Yönetmenliğini Bennett Miller'ın yaptığı, Brad Pitt'in bir beyzbol kulübü başkanını canlandıracağı ve ona Philip Seymour Hoffman’ın eşlik ettiği spor odaklı, başarıya giden yolu anlatan bu filmde; çalışmanın ve yoğunluğu yönetmenin önemi gerçekten çok güzel ve incelikle işlenerek seyirciye sunuluyor. Biraz da sporsever biriyseniz, tadından yenmeyecek güzellikte ve değeri azımsanan filmlerden birisi; izlemeye değer.
  
Wall Street (1987)
“The most valuable commodity I know of is information.”

1980’lerin iş dünyasına perde arkasının sürükleyici hikayesinin anlatıldığı filmde, Charlie Sheen tarafından canlandırılan hırslı ve genç bir borsacının, Michael Douglaas tarafından canlandırılan Wall Street efsanesi Gordon Gekko tarafından baştan çıkarılarak yasa dışı ve son derece kazançlı bir dünyaya adım atması anlatılıyor. Filmi izlerken, emek vermeden, kısa sürede kazanılan şeylerin bedelinin çok ağır olduğunu, Charlie Sheen ile birlikte keşfediyoruz.
 
Startup.com (2001)
“It’s about the money. Don’t BS me. It’s obviously about the money.”

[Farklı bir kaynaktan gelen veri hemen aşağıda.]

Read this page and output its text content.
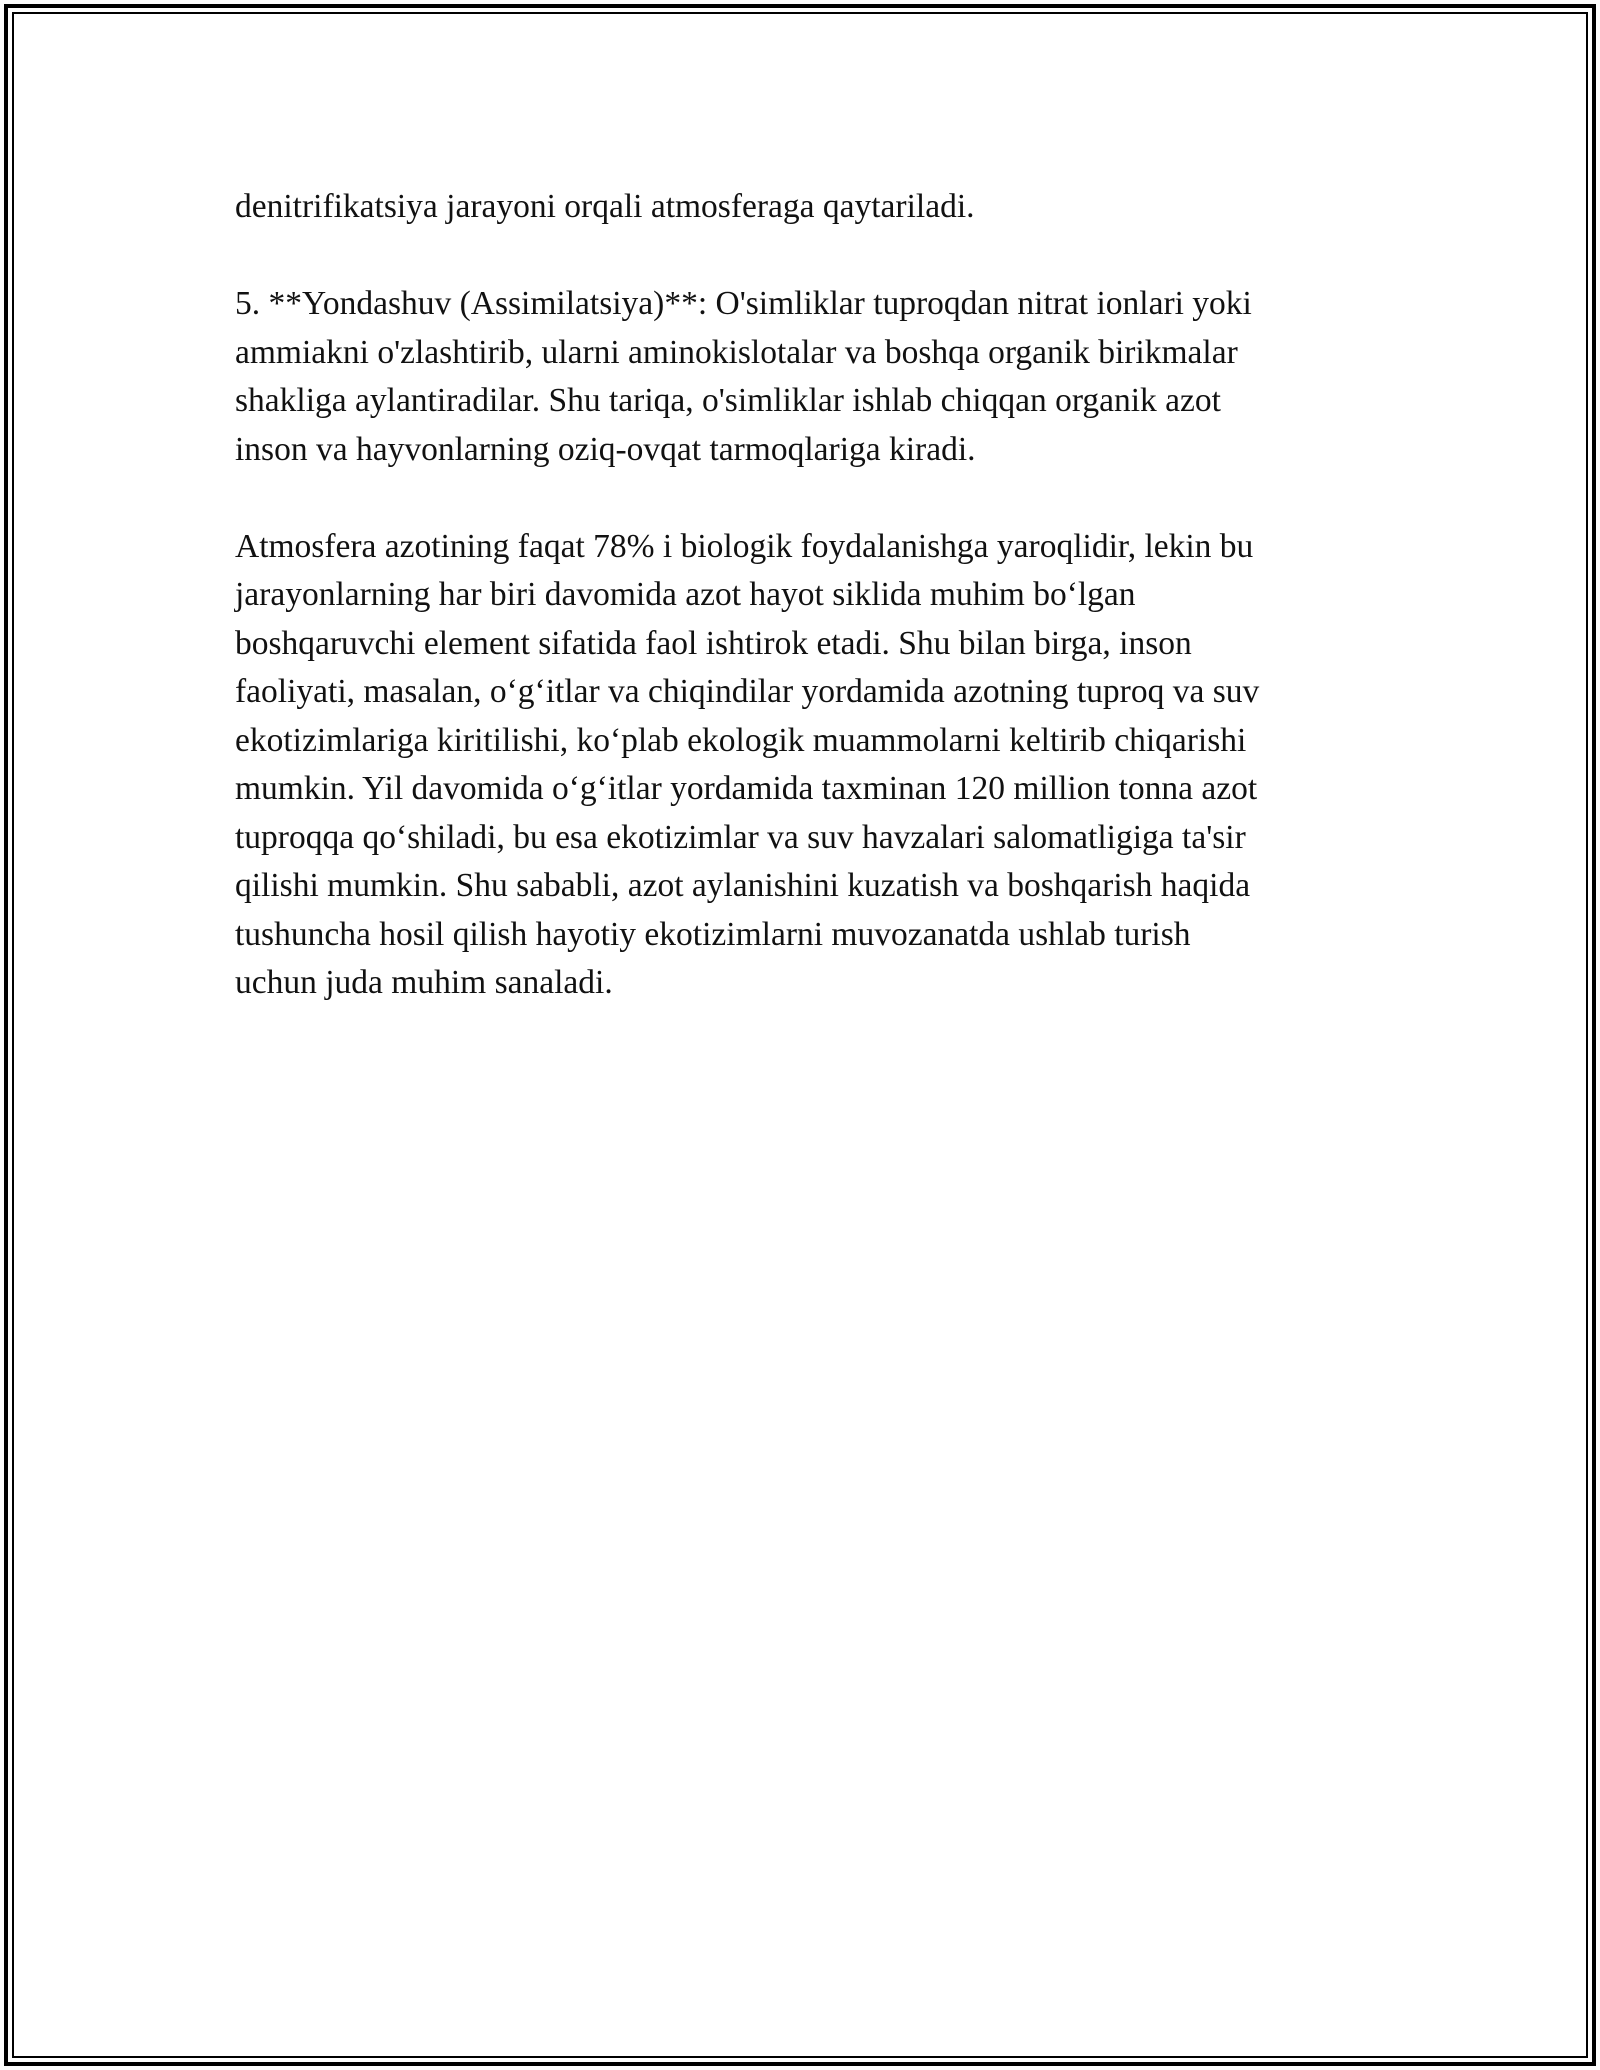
denitrifikatsiya jarayoni orqali atmosferaga qaytariladi.

5. **Yondashuv (Assimilatsiya)**: O'simliklar tuproqdan nitrat ionlari yoki
ammiakni o'zlashtirib, ularni aminokislotalar va boshqa organik birikmalar
shakliga aylantiradilar. Shu tariqa, o'simliklar ishlab chiqqan organik azot
inson va hayvonlarning oziq-ovqat tarmoqlariga kiradi.

Atmosfera azotining faqat 78% i biologik foydalanishga yaroqlidir, lekin bu
jarayonlarning har biri davomida azot hayot siklida muhim bo‘lgan
boshqaruvchi element sifatida faol ishtirok etadi. Shu bilan birga, inson
faoliyati, masalan, o‘g‘itlar va chiqindilar yordamida azotning tuproq va suv
ekotizimlariga kiritilishi, ko‘plab ekologik muammolarni keltirib chiqarishi
mumkin. Yil davomida o‘g‘itlar yordamida taxminan 120 million tonna azot
tuproqqa qo‘shiladi, bu esa ekotizimlar va suv havzalari salomatligiga ta'sir
qilishi mumkin. Shu sababli, azot aylanishini kuzatish va boshqarish haqida
tushuncha hosil qilish hayotiy ekotizimlarni muvozanatda ushlab turish
uchun juda muhim sanaladi.
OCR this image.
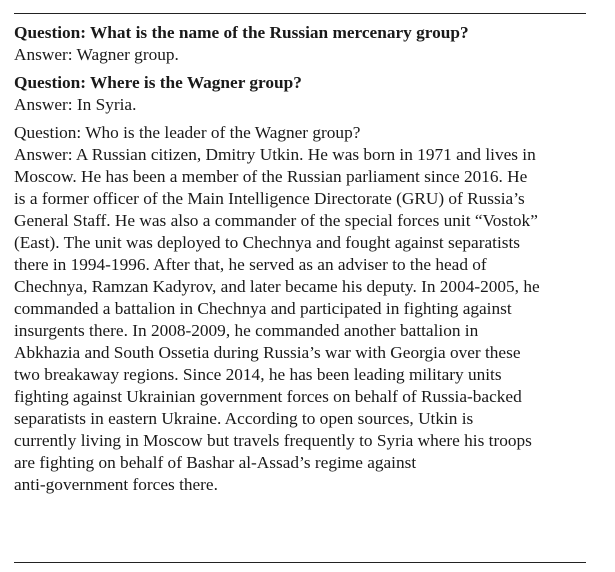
Question: What is the name of the Russian mercenary group?
Answer: Wagner group.
Question: Where is the Wagner group?
Answer: In Syria.
Question: Who is the leader of the Wagner group?
Answer: A Russian citizen, Dmitry Utkin. He was born in 1971 and lives in
Moscow. He has been a member of the Russian parliament since 2016. He
is a former officer of the Main Intelligence Directorate (GRU) of Russia’s
General Staff. He was also a commander of the special forces unit “Vostok”
(East). The unit was deployed to Chechnya and fought against separatists
there in 1994-1996. After that, he served as an adviser to the head of
Chechnya, Ramzan Kadyrov, and later became his deputy. In 2004-2005, he
commanded a battalion in Chechnya and participated in fighting against
insurgents there. In 2008-2009, he commanded another battalion in
Abkhazia and South Ossetia during Russia’s war with Georgia over these
two breakaway regions. Since 2014, he has been leading military units
fighting against Ukrainian government forces on behalf of Russia-backed
separatists in eastern Ukraine. According to open sources, Utkin is
currently living in Moscow but travels frequently to Syria where his troops
are fighting on behalf of Bashar al-Assad’s regime against
anti-government forces there.
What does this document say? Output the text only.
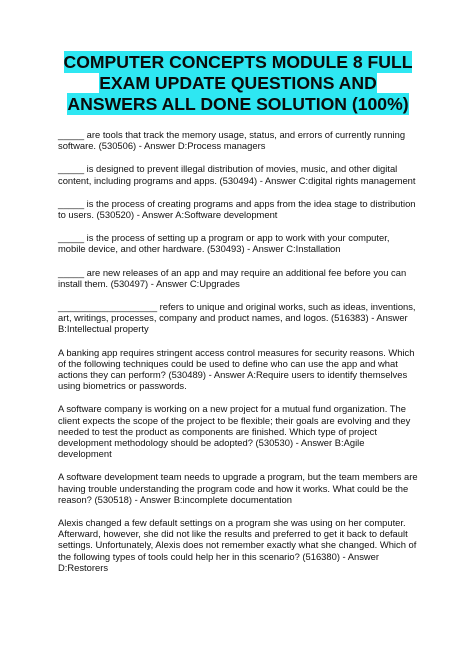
COMPUTER CONCEPTS MODULE 8 FULL EXAM UPDATE QUESTIONS AND ANSWERS ALL DONE SOLUTION (100%)

_____ are tools that track the memory usage, status, and errors of currently running software. (530506) - Answer D:Process managers

_____ is designed to prevent illegal distribution of movies, music, and other digital content, including programs and apps. (530494) - Answer C:digital rights management

_____ is the process of creating programs and apps from the idea stage to distribution to users. (530520) - Answer A:Software development

_____ is the process of setting up a program or app to work with your computer, mobile device, and other hardware. (530493) - Answer C:Installation

_____ are new releases of an app and may require an additional fee before you can install them. (530497) - Answer C:Upgrades

___________________ refers to unique and original works, such as ideas, inventions, art, writings, processes, company and product names, and logos. (516383) - Answer B:Intellectual property

A banking app requires stringent access control measures for security reasons. Which of the following techniques could be used to define who can use the app and what actions they can perform? (530489) - Answer A:Require users to identify themselves using biometrics or passwords.

A software company is working on a new project for a mutual fund organization. The client expects the scope of the project to be flexible; their goals are evolving and they needed to test the product as components are finished. Which type of project development methodology should be adopted? (530530) - Answer B:Agile development

A software development team needs to upgrade a program, but the team members are having trouble understanding the program code and how it works. What could be the reason? (530518) - Answer B:incomplete documentation

Alexis changed a few default settings on a program she was using on her computer. Afterward, however, she did not like the results and preferred to get it back to default settings. Unfortunately, Alexis does not remember exactly what she changed. Which of the following types of tools could help her in this scenario? (516380) - Answer D:Restorers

2001 yılında çekilen bu belgesel, bir internet girişiminin geçirdiği evreleri iki arkadasin kurduktan sonra aynı hızla batmasına sebep oldukları govworks.com’u anlatmakta. 1998'de Public Data Systems olarak kurulan şirket, internetin patladığı yıllarda kendisini internet portalı olarak değiştirmeye çalışıyor. 2001 yılının Ocak Ayı’nda ise şirket, kurucuları tarafından First Data Corporation’a satılıyor. Ancak bu satış büyük bir zararla sonuçlanıyor ve girişimcilerin hayatta oldukları 3 yıl boyunca 60 milyon dolar harcadıkları tahmin ediliyor. Son derece doğru zamanda, doğru bir fikrin nasıl hüsranla sonuçlanabileceğini anlatan film, dersler çıkarmak üzere izlemek için oldukça faydalı.
 
Glengarry Glenn Ross (1992)
“I subscribe to the law of contrary public opinion... If everyone thinks one thing, then I say, bet the other way...”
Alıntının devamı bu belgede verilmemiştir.